July 9, 2019

Sometimes it begins with a toy

“Which came first, the words or the pictures?” Author-illustrators are often asked this question about their creative process, to which I would resoundingly answer that, for me, it’s the images!

A child’s plaything is often both a gateway and a companion for imaginative adventures. Such adventures often begin even before encountering a playmate.  When a child rocks a rocking horse, they ride into a different world. When a child picks up a vehicle—a car, a train, a boat or a plane—it travels in the room, then further, into a world of their imagination.

Of course, most of us are familiar with the stories where a plaything, such as a doll or stuffed toy animal is a main character.  The Velveteen Rabbit, Winnie the Pooh, and Raggedy Ann and Andy are classic examples. Some modern titles include The Miraculous Journey of Edward Tulane, Thomas the Train, Calvin and Hobbes, or Oblivion Island.

As I stitched appliquéd figures on a futon for a friend’s expected newborn, I imagined the child-to-be going on an adventure with his toy Chinese dragon, catching fireflies to light their way. The parents had recently moved to New York where fireflies still glow on hot, summer evenings. When the child’s mother mentioned she had been sewing a little toy rabbit for her baby, I wasn’t surprised because I had imagined that the child and his toy dragon encountered a lost toy bunny on their firefly search. The rest of the story, I wove on my mind’s canvas as The Lost Bunny.

One year when the boy’s mother was on a sabbatical, researching locally at the University of Washington, I drove over for a visit. On both ends of my trip I saw a crow sitting in the rain atop a lamppost. I noticed the little boy’s wooden train was set up for play. Later, at Christmas I gifted the little boy a small station to add to his train set. When I saw a photo of him playing with his train set included in a letter of thanks, a story chugged into motion for Follow the Crow (which I called Ride the Train in the early dummy and draft). I couldn’t wait to paint a boy begging to stay up past bedtime to play with his train and his toy dragon, and then receiving a surprise visitor through the window—a crow!

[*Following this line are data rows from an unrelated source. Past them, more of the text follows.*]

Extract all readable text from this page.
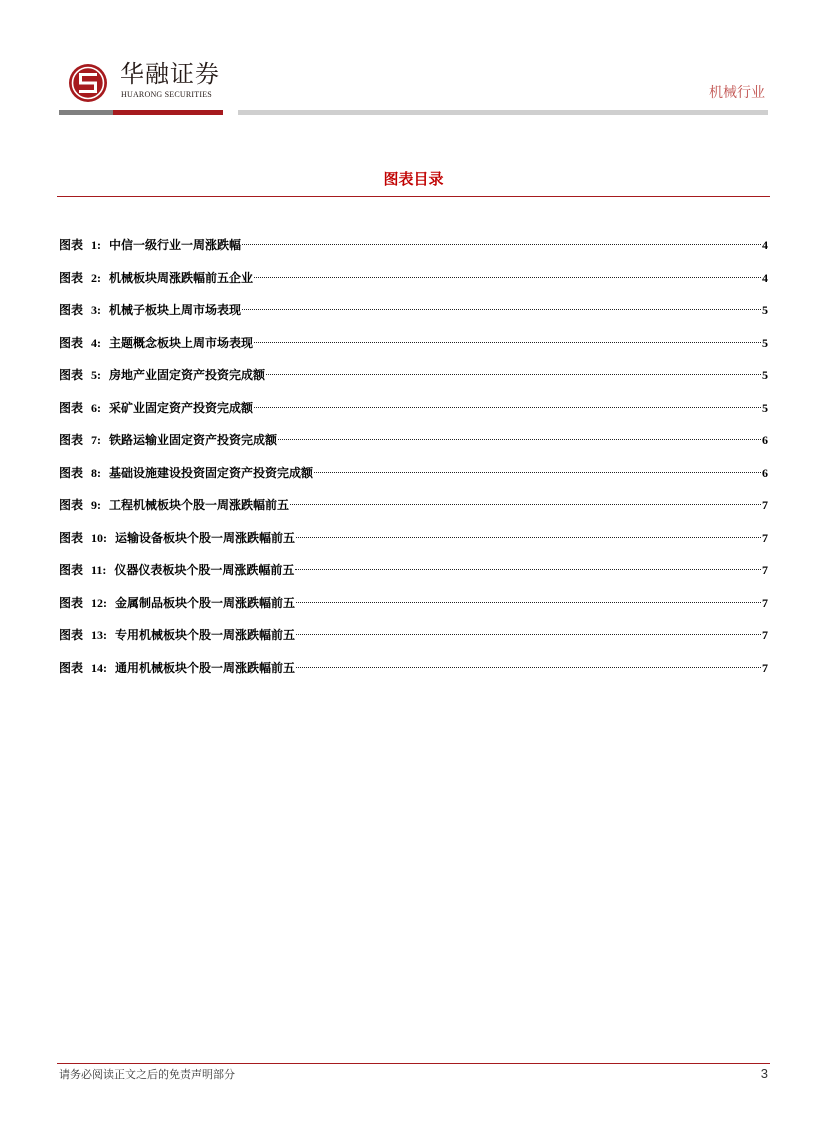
华融证券
HUARONG SECURITIES	机械行业
图表目录
图表 1: 中信一级行业一周涨跌幅	4
图表 2: 机械板块周涨跌幅前五企业	4
图表 3: 机械子板块上周市场表现	5
图表 4: 主题概念板块上周市场表现	5
图表 5: 房地产业固定资产投资完成额	5
图表 6: 采矿业固定资产投资完成额	5
图表 7: 铁路运输业固定资产投资完成额	6
图表 8: 基础设施建设投资固定资产投资完成额	6
图表 9: 工程机械板块个股一周涨跌幅前五	7
图表 10: 运输设备板块个股一周涨跌幅前五	7
图表 11: 仪器仪表板块个股一周涨跌幅前五	7
图表 12: 金属制品板块个股一周涨跌幅前五	7
图表 13: 专用机械板块个股一周涨跌幅前五	7
图表 14: 通用机械板块个股一周涨跌幅前五	7
请务必阅读正文之后的免责声明部分	3
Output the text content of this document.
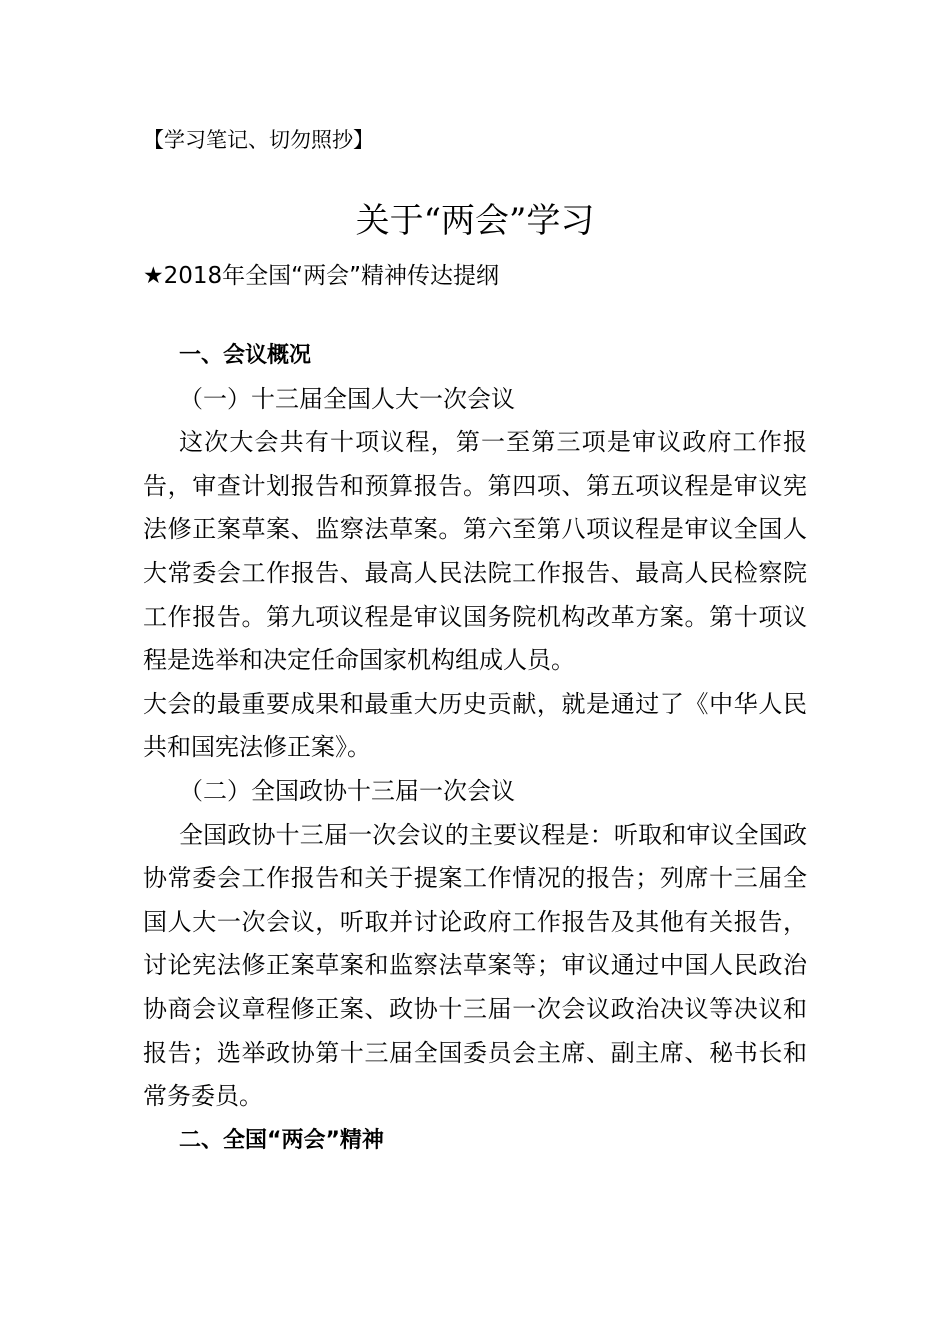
【学习笔记、切勿照抄】
关于“两会”学习
★2018年全国“两会”精神传达提纲

一、会议概况

（一）十三届全国人大一次会议

这次大会共有十项议程，第一至第三项是审议政府工作报告，审查计划报告和预算报告。第四项、第五项议程是审议宪法修正案草案、监察法草案。第六至第八项议程是审议全国人大常委会工作报告、最高人民法院工作报告、最高人民检察院工作报告。第九项议程是审议国务院机构改革方案。第十项议程是选举和决定任命国家机构组成人员。

大会的最重要成果和最重大历史贡献，就是通过了《中华人民共和国宪法修正案》。

（二）全国政协十三届一次会议

全国政协十三届一次会议的主要议程是：听取和审议全国政协常委会工作报告和关于提案工作情况的报告；列席十三届全国人大一次会议，听取并讨论政府工作报告及其他有关报告，讨论宪法修正案草案和监察法草案等；审议通过中国人民政治协商会议章程修正案、政协十三届一次会议政治决议等决议和报告；选举政协第十三届全国委员会主席、副主席、秘书长和常务委员。

二、全国“两会”精神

On a summer visit, I gave the boy a toy wooden sailboat to float in the nearby tide pools.  This toy, too, features in a story about a determined boy and his toy dragon searching through the dark house at night to locate his missing pirate book.

Several years ago when tending a gift booth at the Obon Festival, I bought a couple of tiny toy rabbits which had been dressed festively in cotton happi coats. They sat in my studio, as if watching while I painted. I even named them after the printed chrysanthemums, and the snowflakes printed on their respective happi. Kiku and Seppen seem to be asking for their own story. I am currently weaving together Obon Bunnies, a story in which two children, separately, purchase these two bunnies during dance intermission. I wondered whether Kiku and Seppen would ever reunite, and under what kind of circumstances.

So for me, four times a story has begun not just with an image, but with a toy! I guess you can tell I still like toys.